Bill: System or something like that. And they even exercise their own, very few where they would do their own research or exercise their own level of discretion, I mean it has to do with pharmaceuticals yes. But, in the device side, not as much.

Bill: So, I would in most cases not even really worry about end-user adoption unless it’s gonna be there and they’re gonna be able to access it and it has to do with how they think about themselves and their recovery and you don’t wanna … you certainly don’t wanna name a product, cadaver. When you’re trying to have a patient trying to get better and working hard to get better. So you don’t wanna name a product, buzzard, you know that’s geared towards older folks.

Bill: So, those are obvious you don’t wanna step in it.

Bill: Stakeholders we talked about a little bit earlier. It helps initially, you build a map of that chooser and user journey. Who are you selling to? Who’s using it? What are the differences? And then who’s ultimately using it? What are their differences, and needs, and motivations, and pain points?

Bill: If you build a real brand journey map, and you see the world through the lenses of those distinctive stakeholder groups. We go through a process there at Finch called laddering, that is really important from a messaging perspective. You start with those needs.

Bill: And the stakeholders may be different. But, you diagram what their needs are. And then you continually ladder up and I won’t give you the whole thing until you have a sense of the core emotional terrain that you’re occupying.

Bill: So, assessing the stakeholder needs, but then understanding what an umbrella concept that spans them. That’s a mixed metaphor, but umbrella concepts that can encapsulate both of them, or all three of them, or all four of the stakeholder types is likely where you’re gonna find fertile branding territory.

Bill: In terms of finding which stakeholders are important. Again, it’s a situational answer, but the end-consumer, maybe as a “Huh.” Don’t want to offend them, but they’re not actively engaging in a choice. So, that’s something to think about. But, certainly if we’re talking about large hospitals, for example, you’re dealing with a procurement apparatus, you’re dealing with an operation chain of command that has to do with cost savings, and has to do with regulation, and has to do with outcomes. All the things that matter to them from a regulatory and a performance perspective.

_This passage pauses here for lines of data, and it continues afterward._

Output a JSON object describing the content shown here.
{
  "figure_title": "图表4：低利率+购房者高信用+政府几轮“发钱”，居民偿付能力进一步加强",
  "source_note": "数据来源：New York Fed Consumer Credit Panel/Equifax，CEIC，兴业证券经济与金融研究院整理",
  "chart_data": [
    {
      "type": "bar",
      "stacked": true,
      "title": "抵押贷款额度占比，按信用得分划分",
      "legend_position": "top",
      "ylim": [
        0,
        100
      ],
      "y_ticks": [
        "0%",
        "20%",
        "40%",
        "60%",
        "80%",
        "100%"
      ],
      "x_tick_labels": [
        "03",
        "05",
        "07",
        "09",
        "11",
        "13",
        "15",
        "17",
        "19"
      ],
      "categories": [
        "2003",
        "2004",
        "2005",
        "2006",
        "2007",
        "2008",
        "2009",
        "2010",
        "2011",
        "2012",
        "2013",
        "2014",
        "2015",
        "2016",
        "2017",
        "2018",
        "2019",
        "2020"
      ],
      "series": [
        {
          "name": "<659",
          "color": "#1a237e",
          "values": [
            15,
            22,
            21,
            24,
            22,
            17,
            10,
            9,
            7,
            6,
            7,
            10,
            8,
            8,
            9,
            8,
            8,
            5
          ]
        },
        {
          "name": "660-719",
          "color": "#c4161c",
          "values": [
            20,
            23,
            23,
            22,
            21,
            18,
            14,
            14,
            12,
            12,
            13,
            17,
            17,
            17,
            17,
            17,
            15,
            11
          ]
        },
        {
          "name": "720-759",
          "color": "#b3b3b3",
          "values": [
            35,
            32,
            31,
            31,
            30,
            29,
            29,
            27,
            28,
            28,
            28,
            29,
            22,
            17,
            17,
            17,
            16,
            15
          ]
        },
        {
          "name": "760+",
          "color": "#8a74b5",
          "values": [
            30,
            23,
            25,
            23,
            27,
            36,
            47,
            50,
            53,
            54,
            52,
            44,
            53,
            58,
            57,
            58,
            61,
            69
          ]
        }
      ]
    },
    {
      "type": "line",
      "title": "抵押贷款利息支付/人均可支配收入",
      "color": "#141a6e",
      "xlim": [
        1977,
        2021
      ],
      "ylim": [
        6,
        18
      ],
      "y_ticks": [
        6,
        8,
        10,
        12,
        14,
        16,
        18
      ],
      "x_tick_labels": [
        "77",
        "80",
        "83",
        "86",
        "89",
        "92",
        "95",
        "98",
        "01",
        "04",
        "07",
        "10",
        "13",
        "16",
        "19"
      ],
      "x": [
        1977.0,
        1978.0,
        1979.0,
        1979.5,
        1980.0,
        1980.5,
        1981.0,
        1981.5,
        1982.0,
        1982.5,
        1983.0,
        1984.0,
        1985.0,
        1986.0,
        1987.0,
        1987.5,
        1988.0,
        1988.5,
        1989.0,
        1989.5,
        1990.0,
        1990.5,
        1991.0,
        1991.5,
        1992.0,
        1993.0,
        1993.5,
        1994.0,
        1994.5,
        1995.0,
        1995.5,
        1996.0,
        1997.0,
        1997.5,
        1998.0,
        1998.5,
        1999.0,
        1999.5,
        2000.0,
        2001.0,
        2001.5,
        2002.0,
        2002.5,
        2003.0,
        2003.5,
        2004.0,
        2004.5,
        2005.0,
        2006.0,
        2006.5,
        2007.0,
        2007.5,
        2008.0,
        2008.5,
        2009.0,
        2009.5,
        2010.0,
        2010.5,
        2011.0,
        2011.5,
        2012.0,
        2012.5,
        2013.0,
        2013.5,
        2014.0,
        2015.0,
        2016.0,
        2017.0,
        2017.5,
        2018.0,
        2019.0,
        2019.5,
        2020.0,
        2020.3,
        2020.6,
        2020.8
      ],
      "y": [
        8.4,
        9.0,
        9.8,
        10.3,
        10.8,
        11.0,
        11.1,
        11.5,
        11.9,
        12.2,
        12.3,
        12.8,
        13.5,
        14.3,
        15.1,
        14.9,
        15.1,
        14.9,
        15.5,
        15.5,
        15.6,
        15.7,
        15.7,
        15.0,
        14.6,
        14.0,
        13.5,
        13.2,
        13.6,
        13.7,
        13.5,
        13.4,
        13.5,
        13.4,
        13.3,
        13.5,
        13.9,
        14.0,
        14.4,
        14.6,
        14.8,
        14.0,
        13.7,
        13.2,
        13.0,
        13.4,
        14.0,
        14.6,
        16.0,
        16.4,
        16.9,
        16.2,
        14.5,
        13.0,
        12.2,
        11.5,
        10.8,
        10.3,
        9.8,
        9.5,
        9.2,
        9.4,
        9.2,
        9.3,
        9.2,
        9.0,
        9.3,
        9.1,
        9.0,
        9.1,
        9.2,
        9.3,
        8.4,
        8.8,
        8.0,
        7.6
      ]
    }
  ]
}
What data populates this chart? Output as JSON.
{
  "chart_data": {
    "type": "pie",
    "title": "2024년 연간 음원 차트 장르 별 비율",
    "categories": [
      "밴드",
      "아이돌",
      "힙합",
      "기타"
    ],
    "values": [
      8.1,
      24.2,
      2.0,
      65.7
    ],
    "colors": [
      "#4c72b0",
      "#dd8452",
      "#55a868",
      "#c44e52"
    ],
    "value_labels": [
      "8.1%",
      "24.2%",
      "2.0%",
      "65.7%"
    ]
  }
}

Bill: Then, on the medical and clinical side, you’re dealing with doctors, nurses, and everybody in between, and how they treat certain situations. How the actual work gets done, in terms of who does what.

Bill: So, choosers, users, building a map of those stakeholders, diagramming, and documenting their unique needs, and finding terrain where there is both functionally and emotionally those connection points we have found is an effective way to kind of ladder up to a core brand message that’s sound and powerful. That balances the rational with the emotional. And that speaks in the right language simultaneously to the different stakeholders that matter all the way down that path.

Dan: Great. Thank you.

Dan: Well that’s probably as good a note to end on as any. But Bill, I wanna really thank you for your time, it’s been a great conversation, I hope our listeners are enjoying this conversation as much as I am.

Bill: I can go forever on one answer.

Dan: Thanks [crosstalk 00:47:22] you and I can do that separately, we’ll let our listeners off the hook.